Randall v. Great Northern Railway Co.

234 N.W. 298 | Minn. | 1931

1 Reported in 234 N.W. 298. Two actions, tried together, growing out of personal injuries sustained by Margaret Randall, plaintiff in one of them. Her husband, Harry Randall, is plaintiff in the other. The jury awarded damages to the wife in the sum of $2,200 and to the husband in the sum of $300. Defendant appeals from the order denying its motion for a new trial.

The one question now is whether the damages are so excessive as to indicate passion and prejudice. Liability is not denied. Mrs. Randall, while a passenger on one of defendant's passenger trains in Montana, was injured in a collision. There was no issue as to the fact of injury but a serious one as to nature and extent of resulting disability. There was a head injury and brain concussion sufficient to produce unconsciousness which lasted 10 or 15 minutes. There was a more serious kidney injury, the treatment of which required a succession of painful cystoscopic explorations.
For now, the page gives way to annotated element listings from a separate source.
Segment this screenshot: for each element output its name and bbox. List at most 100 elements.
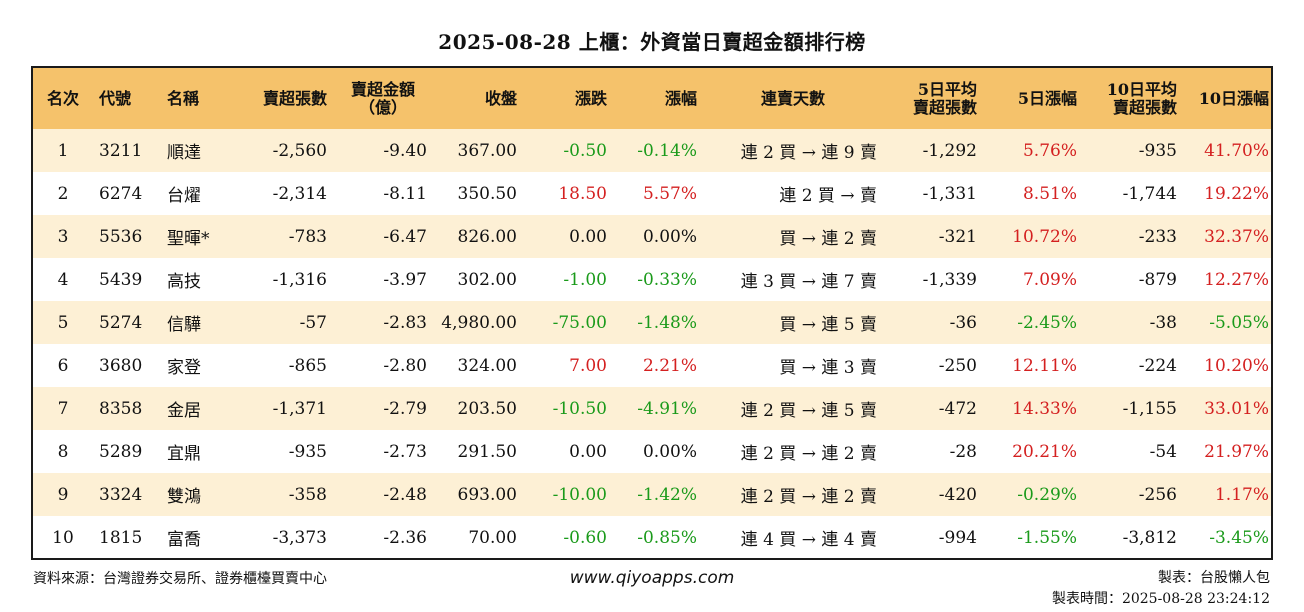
table-row: 1 3211 順達 -2,560 -9.40 367.00 -0.50 -0.14% 連 2 買… [33,129,1271,172]
table-row: 2 6274 台燿 -2,314 -8.11 350.50 18.50 5.57% 連 2 買 … [33,172,1271,215]
header-pct-line1: 漲幅 [664,88,697,108]
cell-rank: 6 [57,355,69,376]
cell-pct: 0.00% [642,226,697,247]
cell-sell-lots: -358 [288,484,327,505]
header-code: 代號 [93,68,161,129]
cell-pct10: 33.01% [1204,398,1269,419]
header-avg10-line2: 賣超張數 [1112,97,1177,117]
cell-change: -1.00 [563,269,607,290]
cell-name: 富喬 [167,530,201,550]
cell-streak: 連 2 買 → 連 2 賣 [740,487,877,507]
header-pct: 漲幅 [613,68,703,129]
cell-pct10: 21.97% [1204,441,1269,462]
table-header-row: 名次 代號 名稱 賣超張數 賣超金額 （億） 收盤 漲跌 漲幅 連賣天數 5日平均 賣超張數 5日漲幅 1… [33,68,1271,129]
header-pct10: 10日漲幅 [1183,68,1271,129]
cell-close: 350.50 [457,183,517,204]
cell-streak: 連 2 買 → 連 2 賣 [740,444,877,464]
cell-pct10: 1.17% [1214,484,1269,505]
header-pct10-line1: 10日漲幅 [1198,88,1269,108]
cell-avg5: -1,292 [922,140,977,161]
cell-pct5: 7.09% [1022,269,1077,290]
header-sell-amount: 賣超金額 （億） [333,68,433,129]
cell-sell-amount: -2.48 [383,484,427,505]
cell-name: 信驊 [167,315,201,335]
cell-sell-amount: -8.11 [383,183,427,204]
cell-pct10: 12.27% [1204,269,1269,290]
header-name: 名稱 [161,68,233,129]
cell-pct: 0.00% [642,441,697,462]
cell-name: 宜鼎 [167,444,201,464]
cell-sell-amount: -3.97 [383,269,427,290]
cell-close: 826.00 [457,226,517,247]
cell-name: 聖暉* [167,229,210,249]
cell-avg10: -1,744 [1122,183,1177,204]
cell-avg5: -1,331 [922,183,977,204]
cell-name: 雙鴻 [167,487,201,507]
cell-pct10: 10.20% [1204,355,1269,376]
table-row: 3 5536 聖暉* -783 -6.47 826.00 0.00 0.00% 買 → 連 2 … [33,215,1271,258]
cell-streak: 連 2 買 → 連 5 賣 [740,401,877,421]
header-name-line1: 名稱 [167,88,200,108]
cell-code: 5274 [99,312,143,333]
header-change-line1: 漲跌 [574,88,607,108]
cell-avg5: -1,339 [922,269,977,290]
cell-sell-lots: -2,560 [272,140,327,161]
cell-avg5: -36 [949,312,977,333]
cell-close: 4,980.00 [441,312,517,333]
cell-close: 324.00 [457,355,517,376]
cell-sell-lots: -1,371 [272,398,327,419]
cell-close: 291.50 [457,441,517,462]
cell-name: 高技 [167,272,201,292]
cell-change: 7.00 [569,355,607,376]
cell-sell-amount: -2.73 [383,441,427,462]
cell-avg10: -1,155 [1122,398,1177,419]
cell-sell-amount: -2.83 [383,312,427,333]
cell-avg5: -321 [938,226,977,247]
website-link[interactable]: www.qiyoapps.com [569,568,735,588]
cell-streak: 連 3 買 → 連 7 賣 [740,272,877,292]
cell-code: 5289 [99,441,143,462]
header-sell-lots: 賣超張數 [233,68,333,129]
footer-meta: 製表：台股懶人包 製表時間：2025-08-28 23:24:12 [1052,568,1270,610]
cell-pct: -0.33% [637,269,697,290]
cell-pct5: 20.21% [1012,441,1077,462]
cell-code: 8358 [99,398,143,419]
cell-avg10: -233 [1138,226,1177,247]
cell-rank: 3 [57,226,69,247]
cell-pct10: -3.45% [1209,527,1269,548]
header-avg10-line1: 10日平均 [1106,79,1177,99]
cell-code: 5439 [99,269,143,290]
cell-rank: 9 [57,484,69,505]
cell-avg10: -3,812 [1122,527,1177,548]
cell-pct5: 12.11% [1012,355,1077,376]
cell-rank: 2 [57,183,69,204]
header-rank-line1: 名次 [46,88,79,108]
table-body: 1 3211 順達 -2,560 -9.40 367.00 -0.50 -0.14% 連 2 買… [33,129,1271,558]
cell-pct: 5.57% [642,183,697,204]
cell-rank: 7 [57,398,69,419]
cell-pct10: 32.37% [1204,226,1269,247]
cell-sell-amount: -2.79 [383,398,427,419]
table-row: 4 5439 高技 -1,316 -3.97 302.00 -1.00 -0.33% 連 3 買… [33,258,1271,301]
cell-pct5: 5.76% [1022,140,1077,161]
cell-pct: -0.14% [637,140,697,161]
cell-code: 1815 [99,527,143,548]
table-row: 8 5289 宜鼎 -935 -2.73 291.50 0.00 0.00% 連 2 買 → 連… [33,430,1271,473]
table-row: 7 8358 金居 -1,371 -2.79 203.50 -10.50 -4.91% 連 2 … [33,387,1271,430]
header-change: 漲跌 [523,68,613,129]
cell-avg10: -38 [1149,312,1177,333]
cell-pct10: -5.05% [1209,312,1269,333]
cell-pct10: 41.70% [1204,140,1269,161]
cell-change: -10.00 [552,484,607,505]
cell-change: -10.50 [552,398,607,419]
header-close: 收盤 [433,68,523,129]
header-close-line1: 收盤 [484,88,517,108]
header-streak-line1: 連賣天數 [760,88,825,108]
cell-sell-amount: -2.36 [383,527,427,548]
cell-change: -0.50 [563,140,607,161]
cell-avg10: -224 [1138,355,1177,376]
header-rank: 名次 [33,68,93,129]
header-avg5-line1: 5日平均 [917,79,977,99]
cell-sell-lots: -1,316 [272,269,327,290]
cell-avg10: -935 [1138,140,1177,161]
Mrs. Randall was in a hospital for a week and confined to her bed for some three or four weeks more. She underwent much treatment after her discharge from the hospital. There is medical testimony on both sides, and it is in disagreement as to whether the more serious disabilities resulted from the train collision or were due to a preexisting organic disease. There is evidence justifying the inference that the pre-existing involvment was aggravated by the accident. *261

The jury gave controlling weight to the testimony for the plaintiffs, Mrs. Randall's, and that of the physicians and surgeons who testified in her behalf.

The verdict for $2,200 may be large. Much of the functional and other impairment complained of by Mrs. Randall may not be attributable to the accident. Her case may be exaggerated. But of all that the jury was the judge. The record is not such as "to indicate a fair probability that the jury were influenced by passion or prejudice" in the assessment of damages within the rule of such cases as Goss v. Goss, 102 Minn. 346, 349,113 N.W. 690; and Johnson v. G. N. Ry. Co. 107 Minn. 285, 290,119 N.W. 1061. Neither is it within the rule of cases of the type of Levan v. C. R.I. P. Ry. Co. 158 Minn. 69, 196 N.W. 673, holding that "no considerable verdict" for personal injury should be allowed to stand "upon proof of subjective symptoms only." Here there was proof of numerous and significant objective symptoms. We cannot hold that the learned trial judge abused his discretion in denying a new trial. That requires that his order be affirmed.